La jeune revue intellectuelle et politique Vacarme, publiée à Paris, a eu la louable ambition de consacrer un numéro spécial à l’Afrique :  » politique, littérature, cinéma « . Bien tenté… Mais on reste sur sa faim devant l’accumulation des poncifs, la facilité des critiques, l’incroyable distance qui se creuse d’article en article entre le continent et les auteurs des articles.

Pleine de bonnes intentions, la synthèse de Dominique Franche  » Différence et indifférence « , par exemple, ne se contente pas de reprendre, ironiquement, tous les clichés dépassés sur l’image du continent : en n’imaginant pas d’autre avenir pour l’Afrique que dans sa relation aux européens et plus encore aux intellectuels européens, elle montre finalement la limite d’une approche intrinsèquement hexagonale, francocentrée, des problèmes africains.

Gallocentrisme

Non, il n’est pas vrai que l’Afrique ne soit qu’un continent exotique pour ceux qui se préoccupent de son avenir, en Europe comme dans le reste du monde, comme surtout en Afrique même.  » Oublieux de leur devoir de doute, d’écoute, de documentation, d’analyse critique des valeurs établies et de diffusion de leurs connaissances, les intellectuels ne font tout simplement pas leur travail « . On a envie de retourner le compliment.

Mais il n’est pas vrai non plus que toute l’histoire rwandaise se lise à travers  » Les Recherches de la France  » de l’historien français Estienne Pasquier, qui écrivait à la fin du seizième siècle… Il y a, à vouloir projeter des culpabilités univoques sur des événements internationaux de l’importance de ceux qui ont eu cours et ont encore cours dans la région des Grands Lacs, une myopie identique…

Non, les Belges et les Français ne sont pas les uniques auteurs des génocides. Non, les massacres ne se décidaient pas à Paris. Et les responsabilités des pays européens impliqués, si grandes soient-elles, ne doivent pas occulter celles des acteurs locaux, et des autres puissances du reste du monde venues se pencher sur cette terre meurtrie. Foin du masochisme franco-africain, il est temps de penser en grandes personnes, des deux côtés.

Afrique clichée

Sympathique et généreux, le discours  » gauchiste  » sur l’Afrique part certes d’un bon mouvement, et il a les mains propres. Mais, comme Charles Péguy le disait de Kant,  » il n’a pas de mains  » : c’est-à-dire qu’il s’attaque à une Afrique mythique qu’il rêve autant qu’il la pense, ne saisissant qu’un objet auto-constitué.
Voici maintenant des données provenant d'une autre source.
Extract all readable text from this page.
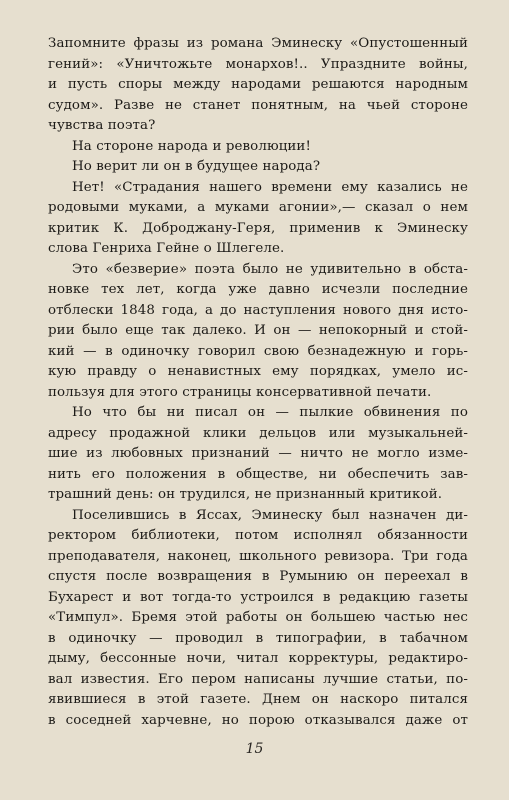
Запомните фразы из романа Эминеску «Опустошенный
гений»: «Уничтожьте монархов!.. Упраздните войны,
и пусть споры между народами решаются народным
судом». Разве не станет понятным, на чьей стороне
чувства поэта?
На стороне народа и революции!
Но верит ли он в будущее народа?
Нет! «Страдания нашего времени ему казались не
родовыми муками, а муками агонии»,— сказал о нем
критик К. Доброджану-Геря, применив к Эминеску
слова Генриха Гейне о Шлегеле.
Это «безверие» поэта было не удивительно в обста-
новке тех лет, когда уже давно исчезли последние
отблески 1848 года, а до наступления нового дня исто-
рии было еще так далеко. И он — непокорный и стой-
кий — в одиночку говорил свою безнадежную и горь-
кую правду о ненавистных ему порядках, умело ис-
пользуя для этого страницы консервативной печати.
Но что бы ни писал он — пылкие обвинения по
адресу продажной клики дельцов или музыкальней-
шие из любовных признаний — ничто не могло изме-
нить его положения в обществе, ни обеспечить зав-
трашний день: он трудился, не признанный критикой.
Поселившись в Яссах, Эминеску был назначен ди-
ректором библиотеки, потом исполнял обязанности
преподавателя, наконец, школьного ревизора. Три года
спустя после возвращения в Румынию он переехал в
Бухарест и вот тогда-то устроился в редакцию газеты
«Тимпул». Бремя этой работы он большею частью нес
в одиночку — проводил в типографии, в табачном
дыму, бессонные ночи, читал корректуры, редактиро-
вал известия. Его пером написаны лучшие статьи, по-
явившиеся в этой газете. Днем он наскоро питался
в соседней харчевне, но порою отказывался даже от
15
Heureusement, quelques paroles vraies dans le silence de ce  » Vacarme  » bien décevant : ce sont les mots d’Abdourahman A. Waberi, de Kossi Efoui, d’Amintat Sow Fall, de Moussa Konaté. Eux parlent de l’Afrique vivante. Il faut écouter les écrivains.  » Ecrire, dit ce dernier, c’est oser critiquer. Et je ne parle pas seulement de critique politique. Rien de plus facile que de critiquer en Afrique les régimes politiques. Beaucoup plus difficile, la critique de la société, il y a des tabous séculaires. Rares sont ceux qui s’y affrontent.  » Rares, et d’autant plus précieux qu’ils sont les seuls à pouvoir le faire.